Aby móc zdiagnozować obecność zespołu depresyjnego musi współwystępować w jednym czasie co najmniej pięć spośród wymienionych objawów, w tym konieczna jest obecność pierwszego lub drugiego z objawów głównych. Cechy te powinny występować przez okres co najmniej 2 tygodni i utrzymywać się niemal cały dzień.
Objawy główne:
- Obniżony nastrój; ogólne przygnębienie, apatia, smutek, anhedonia (brak lub utrata odczuwania przyjemności, zarówno zmysłowej, cielesnej jak i emocjonalnej);
- Obniżenie napędu psychoruchowego; osłabienie funkcji pamięci, spadek aktywności i energii, spowolnienie toku i tempa wypowiedzi oraz myślenia, obniżenie bądź zahamowanie ruchowe;
- Objawy somatyczne i zaburzenia rytmu okołodobowego; zaburzenia snu, złe samopoczucie z rana, lepsze w godzinach wieczornych, nadmierna senność w ciągu dnia, suchość w jamie ustnej, bóle głowy, spadek masy ciała, zaparcia;
Objawy dodatkowe:
- Depresyjne myślenie; urojenia depresyjne, brak wiary w siebie, poczucie winy, zaniżona samoocena, pesymistyczna ocena przeszłości i przyszłości, myśli i tendencje samobójcze;
- Zaburzenia aktywności; osłabienie kontaktów z otoczeniem, zmniejszenie zainteresowań, spadek zdolności do pracy, izolowanie się od ludzi, zaniedbywanie higieny osobistej;
- Lęk; uczucie zagrożenia, niepokój, poczucie wewnętrznego napięcia, pobudzenie ruchowe.

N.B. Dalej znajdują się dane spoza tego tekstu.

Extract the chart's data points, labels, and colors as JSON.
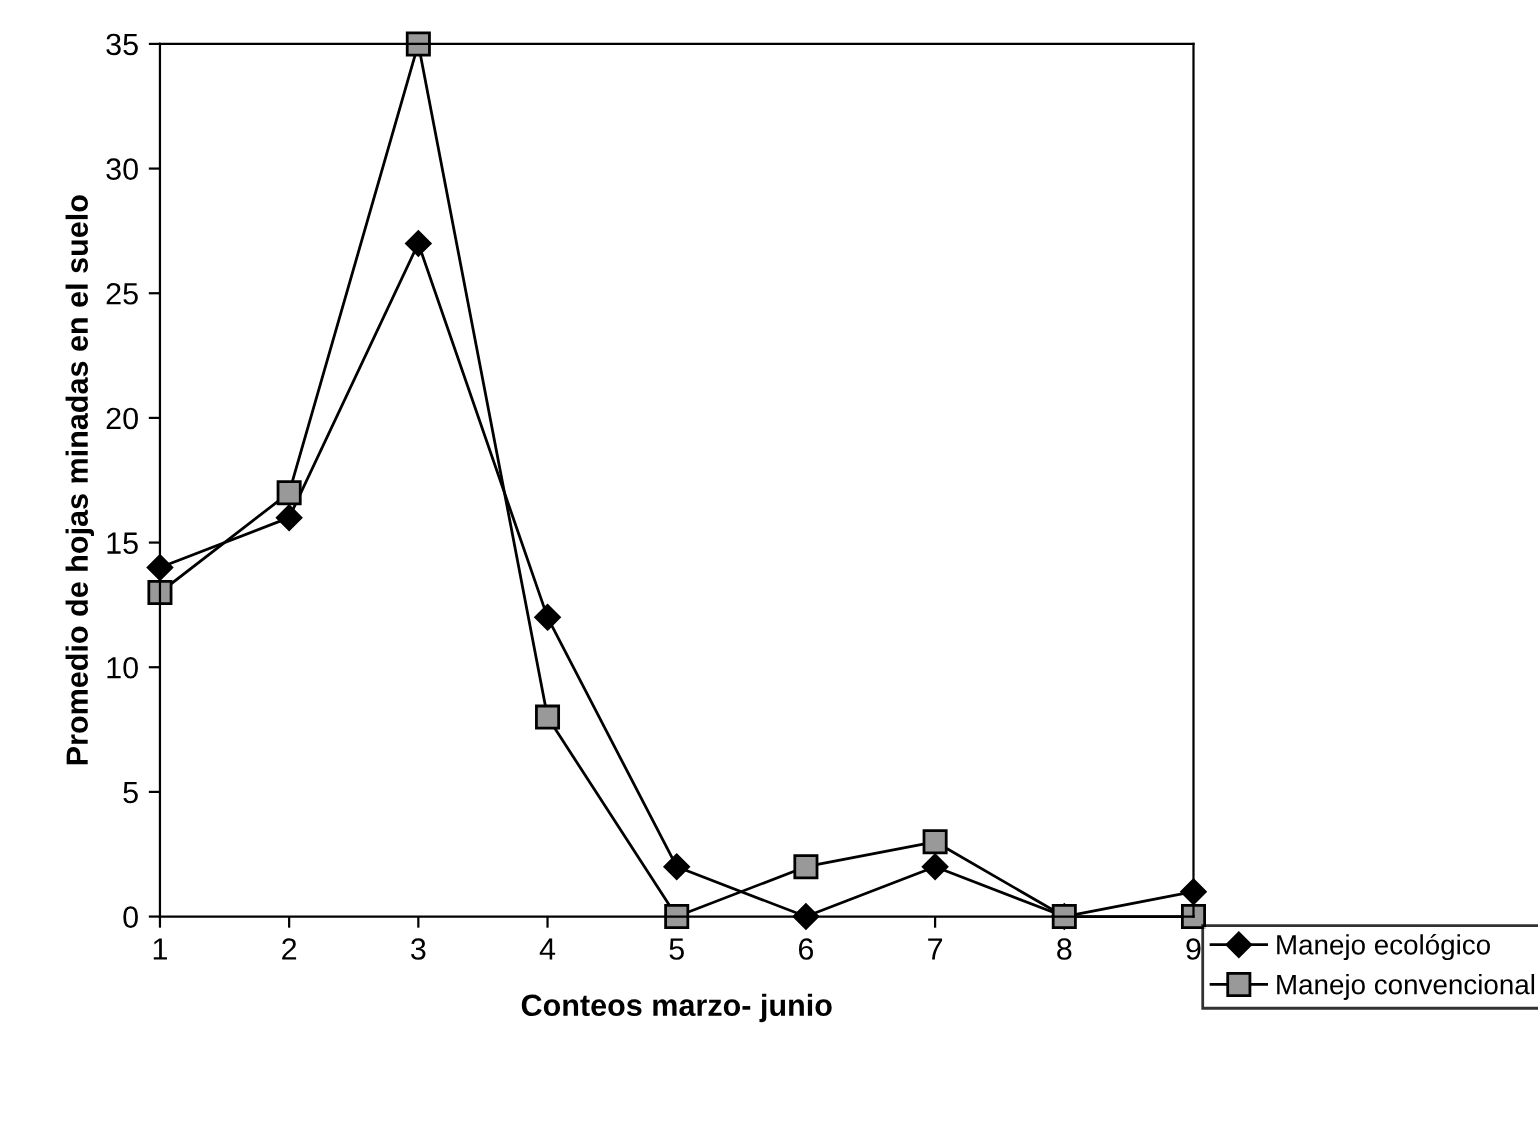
{
  "chart_data": {
    "type": "line",
    "xlabel": "Conteos marzo- junio",
    "ylabel": "Promedio de hojas minadas en el suelo",
    "x": [
      1,
      2,
      3,
      4,
      5,
      6,
      7,
      8,
      9
    ],
    "series": [
      {
        "name": "Manejo ecológico",
        "color": "#000000",
        "marker": "diamond",
        "values": [
          14,
          16,
          27,
          12,
          2,
          0,
          2,
          0,
          1
        ]
      },
      {
        "name": "Manejo convencional",
        "color": "#000000",
        "marker": "square",
        "values": [
          13,
          17,
          35,
          8,
          0,
          2,
          3,
          0,
          0
        ]
      }
    ],
    "xlim": [
      1,
      9
    ],
    "xticks": [
      1,
      2,
      3,
      4,
      5,
      6,
      7,
      8,
      9
    ],
    "ylim": [
      0,
      35
    ],
    "yticks": [
      0,
      5,
      10,
      15,
      20,
      25,
      30,
      35
    ],
    "grid": false,
    "legend": "bottom right",
    "line_style": "solid"
  }
}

Jeśli zauważamy u siebie lub u swoich bliskich wymienione objawy ważne jest szybkie działanie i podjęcie leczenia. Należy wtedy skontaktować się z lekarzem psychiatrą i psychologiem. Wczesna interwencja farmakologiczna i psychoterapeutyczna jest szansą na mniejsze cierpienie i szybszy powrót do zdrowia.